= Setting apart =

LDS church ritual

Setting apart is a ritual or priesthood action in the Church of Jesus Christ of Latter-day Saints where a person is formally blessed to carry out a specific calling or responsibility in the church.

Once a person has accepted the responsibility of holding a church calling and has been accepted by the members for that position, one or more Melchizedek priesthood holders "set apart" the person to serve in that calling. The priesthood holders accomplish this by giving the person a priesthood blessing by the laying on of hands. If the recipient is being set apart as a president of a priesthood quorum, including a stake president or a bishop, "priesthood keys" are also conferred upon them.

Generally, only general authorities and local leaders of stakes, wards, missions, districts, and branches may set apart a member to serve in a position. When a person is released from serving in a calling, there is no ordinance comparable to setting apart that is used to signify the end of a person's service.

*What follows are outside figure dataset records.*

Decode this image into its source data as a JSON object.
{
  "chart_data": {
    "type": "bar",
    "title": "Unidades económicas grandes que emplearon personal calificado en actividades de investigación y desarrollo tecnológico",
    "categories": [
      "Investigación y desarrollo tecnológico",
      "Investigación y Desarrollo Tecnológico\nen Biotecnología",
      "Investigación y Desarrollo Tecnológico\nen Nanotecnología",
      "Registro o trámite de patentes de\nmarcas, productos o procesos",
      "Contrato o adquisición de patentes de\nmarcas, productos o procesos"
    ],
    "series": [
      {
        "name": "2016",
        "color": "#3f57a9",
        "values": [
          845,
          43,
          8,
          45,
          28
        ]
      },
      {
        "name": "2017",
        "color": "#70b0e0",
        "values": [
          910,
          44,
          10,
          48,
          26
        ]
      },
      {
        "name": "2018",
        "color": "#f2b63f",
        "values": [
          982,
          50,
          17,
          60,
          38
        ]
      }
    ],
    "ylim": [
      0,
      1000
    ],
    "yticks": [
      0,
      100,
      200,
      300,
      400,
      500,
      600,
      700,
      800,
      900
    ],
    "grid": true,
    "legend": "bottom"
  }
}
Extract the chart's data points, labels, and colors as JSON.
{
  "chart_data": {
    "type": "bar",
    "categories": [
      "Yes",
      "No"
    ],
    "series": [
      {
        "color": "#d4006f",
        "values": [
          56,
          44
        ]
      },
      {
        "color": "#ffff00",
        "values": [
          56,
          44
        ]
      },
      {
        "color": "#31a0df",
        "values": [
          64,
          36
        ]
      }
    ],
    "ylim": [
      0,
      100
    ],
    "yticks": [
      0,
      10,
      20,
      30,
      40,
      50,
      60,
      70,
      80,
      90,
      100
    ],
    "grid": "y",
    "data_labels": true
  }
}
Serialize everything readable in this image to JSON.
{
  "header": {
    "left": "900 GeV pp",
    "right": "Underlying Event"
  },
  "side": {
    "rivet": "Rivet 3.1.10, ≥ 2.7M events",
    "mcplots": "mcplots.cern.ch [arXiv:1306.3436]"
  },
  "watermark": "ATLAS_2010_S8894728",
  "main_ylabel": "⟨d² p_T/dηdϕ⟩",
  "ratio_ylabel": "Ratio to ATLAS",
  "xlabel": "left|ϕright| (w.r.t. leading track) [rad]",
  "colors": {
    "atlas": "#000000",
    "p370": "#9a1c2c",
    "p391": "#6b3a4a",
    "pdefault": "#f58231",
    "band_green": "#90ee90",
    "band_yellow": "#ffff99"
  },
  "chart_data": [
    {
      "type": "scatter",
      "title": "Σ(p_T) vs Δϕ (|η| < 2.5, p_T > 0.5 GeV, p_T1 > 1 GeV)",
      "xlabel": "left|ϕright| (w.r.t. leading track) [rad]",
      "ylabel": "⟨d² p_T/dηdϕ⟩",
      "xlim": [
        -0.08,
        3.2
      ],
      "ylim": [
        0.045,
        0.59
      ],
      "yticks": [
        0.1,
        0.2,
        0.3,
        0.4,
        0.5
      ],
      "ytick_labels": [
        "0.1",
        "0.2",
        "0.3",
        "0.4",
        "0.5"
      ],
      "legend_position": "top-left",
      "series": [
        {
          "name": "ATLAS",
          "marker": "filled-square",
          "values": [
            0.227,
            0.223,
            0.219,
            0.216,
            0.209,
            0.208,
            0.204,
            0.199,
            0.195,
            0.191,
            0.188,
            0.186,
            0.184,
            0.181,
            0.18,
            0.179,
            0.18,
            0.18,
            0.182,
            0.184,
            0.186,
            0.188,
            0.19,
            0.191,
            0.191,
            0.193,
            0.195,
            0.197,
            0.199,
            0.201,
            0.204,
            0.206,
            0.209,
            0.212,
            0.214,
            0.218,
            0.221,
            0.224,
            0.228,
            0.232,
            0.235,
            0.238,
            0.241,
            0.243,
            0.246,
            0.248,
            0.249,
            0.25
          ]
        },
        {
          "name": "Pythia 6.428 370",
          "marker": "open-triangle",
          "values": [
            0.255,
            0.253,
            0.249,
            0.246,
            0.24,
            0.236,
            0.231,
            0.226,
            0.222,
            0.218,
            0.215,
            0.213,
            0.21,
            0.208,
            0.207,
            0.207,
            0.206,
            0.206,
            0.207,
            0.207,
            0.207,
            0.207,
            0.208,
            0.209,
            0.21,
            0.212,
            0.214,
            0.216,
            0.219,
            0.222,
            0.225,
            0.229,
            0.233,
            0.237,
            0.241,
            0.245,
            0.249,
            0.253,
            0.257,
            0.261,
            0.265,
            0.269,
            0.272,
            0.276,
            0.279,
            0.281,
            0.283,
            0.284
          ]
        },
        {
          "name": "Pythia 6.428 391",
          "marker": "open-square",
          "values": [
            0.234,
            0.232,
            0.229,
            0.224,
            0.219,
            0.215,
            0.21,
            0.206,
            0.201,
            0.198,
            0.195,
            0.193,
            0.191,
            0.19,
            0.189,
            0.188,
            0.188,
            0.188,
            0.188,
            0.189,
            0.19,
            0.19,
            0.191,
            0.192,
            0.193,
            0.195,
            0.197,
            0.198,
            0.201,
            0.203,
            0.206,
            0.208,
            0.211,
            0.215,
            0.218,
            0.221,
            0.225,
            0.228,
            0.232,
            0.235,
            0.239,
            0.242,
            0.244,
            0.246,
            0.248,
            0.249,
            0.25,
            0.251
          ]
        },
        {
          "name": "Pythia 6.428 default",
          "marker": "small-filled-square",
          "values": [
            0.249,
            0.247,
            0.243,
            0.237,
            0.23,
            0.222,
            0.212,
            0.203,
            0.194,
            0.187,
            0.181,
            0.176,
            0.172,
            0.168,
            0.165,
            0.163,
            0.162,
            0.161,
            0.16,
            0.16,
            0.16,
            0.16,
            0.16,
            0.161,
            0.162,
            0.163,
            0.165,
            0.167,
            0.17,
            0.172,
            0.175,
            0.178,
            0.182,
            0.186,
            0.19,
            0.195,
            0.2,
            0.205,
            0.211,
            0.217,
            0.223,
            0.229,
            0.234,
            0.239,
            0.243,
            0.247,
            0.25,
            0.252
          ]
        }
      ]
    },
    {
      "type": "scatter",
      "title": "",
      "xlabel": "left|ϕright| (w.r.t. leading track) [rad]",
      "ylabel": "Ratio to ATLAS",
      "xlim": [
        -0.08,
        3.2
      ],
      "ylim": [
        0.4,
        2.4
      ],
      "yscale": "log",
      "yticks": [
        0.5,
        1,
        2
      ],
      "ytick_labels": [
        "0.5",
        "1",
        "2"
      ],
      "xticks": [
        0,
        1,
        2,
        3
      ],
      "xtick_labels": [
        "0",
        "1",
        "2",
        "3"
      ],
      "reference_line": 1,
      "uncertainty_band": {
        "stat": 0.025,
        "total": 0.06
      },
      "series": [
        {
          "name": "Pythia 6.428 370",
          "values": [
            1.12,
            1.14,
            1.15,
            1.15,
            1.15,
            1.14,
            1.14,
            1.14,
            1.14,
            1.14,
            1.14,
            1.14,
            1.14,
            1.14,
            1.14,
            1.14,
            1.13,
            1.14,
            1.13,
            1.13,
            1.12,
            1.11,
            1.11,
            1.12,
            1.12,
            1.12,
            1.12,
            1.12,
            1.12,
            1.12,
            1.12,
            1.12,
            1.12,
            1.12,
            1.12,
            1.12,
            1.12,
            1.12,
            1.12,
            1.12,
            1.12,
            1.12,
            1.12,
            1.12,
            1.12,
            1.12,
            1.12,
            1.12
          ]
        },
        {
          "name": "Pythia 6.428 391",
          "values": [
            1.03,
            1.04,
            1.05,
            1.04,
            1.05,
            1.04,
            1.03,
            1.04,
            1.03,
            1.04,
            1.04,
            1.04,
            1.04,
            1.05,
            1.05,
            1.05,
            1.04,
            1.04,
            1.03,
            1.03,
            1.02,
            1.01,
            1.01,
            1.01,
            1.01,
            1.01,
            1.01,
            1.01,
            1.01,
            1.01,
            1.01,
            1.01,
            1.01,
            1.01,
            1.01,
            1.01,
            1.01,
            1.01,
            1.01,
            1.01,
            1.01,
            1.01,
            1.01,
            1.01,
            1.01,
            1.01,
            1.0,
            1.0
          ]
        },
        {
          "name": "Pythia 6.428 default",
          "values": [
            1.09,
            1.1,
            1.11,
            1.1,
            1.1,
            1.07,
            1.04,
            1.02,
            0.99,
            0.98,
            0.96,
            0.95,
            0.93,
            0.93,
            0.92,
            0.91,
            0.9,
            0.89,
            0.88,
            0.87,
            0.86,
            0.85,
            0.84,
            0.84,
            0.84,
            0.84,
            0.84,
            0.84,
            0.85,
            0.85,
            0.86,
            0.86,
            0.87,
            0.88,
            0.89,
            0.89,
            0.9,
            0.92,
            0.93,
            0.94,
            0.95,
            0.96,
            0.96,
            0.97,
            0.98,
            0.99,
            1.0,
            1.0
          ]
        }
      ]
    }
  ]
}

A setting apart is different from a priesthood ordination. A person is ordained to a specific priesthood office, such as apostle, elder, high priest or deacon, but a person is set apart to callings such as counselor in the First Presidency, President of the Quorum of the Twelve Apostles, stake president, temple president, mission president, high councilor, or member of a quorum presidency or auxiliary organization presidency (such as the Relief Society or Sunday School). A bishop must be ordained to the priesthood offices of high priest and bishop and is then set apart as the bishop of a specific ward. A stake patriarch is ordained to the priesthood office of patriarch and is then set apart as the patriarch of a specific stake.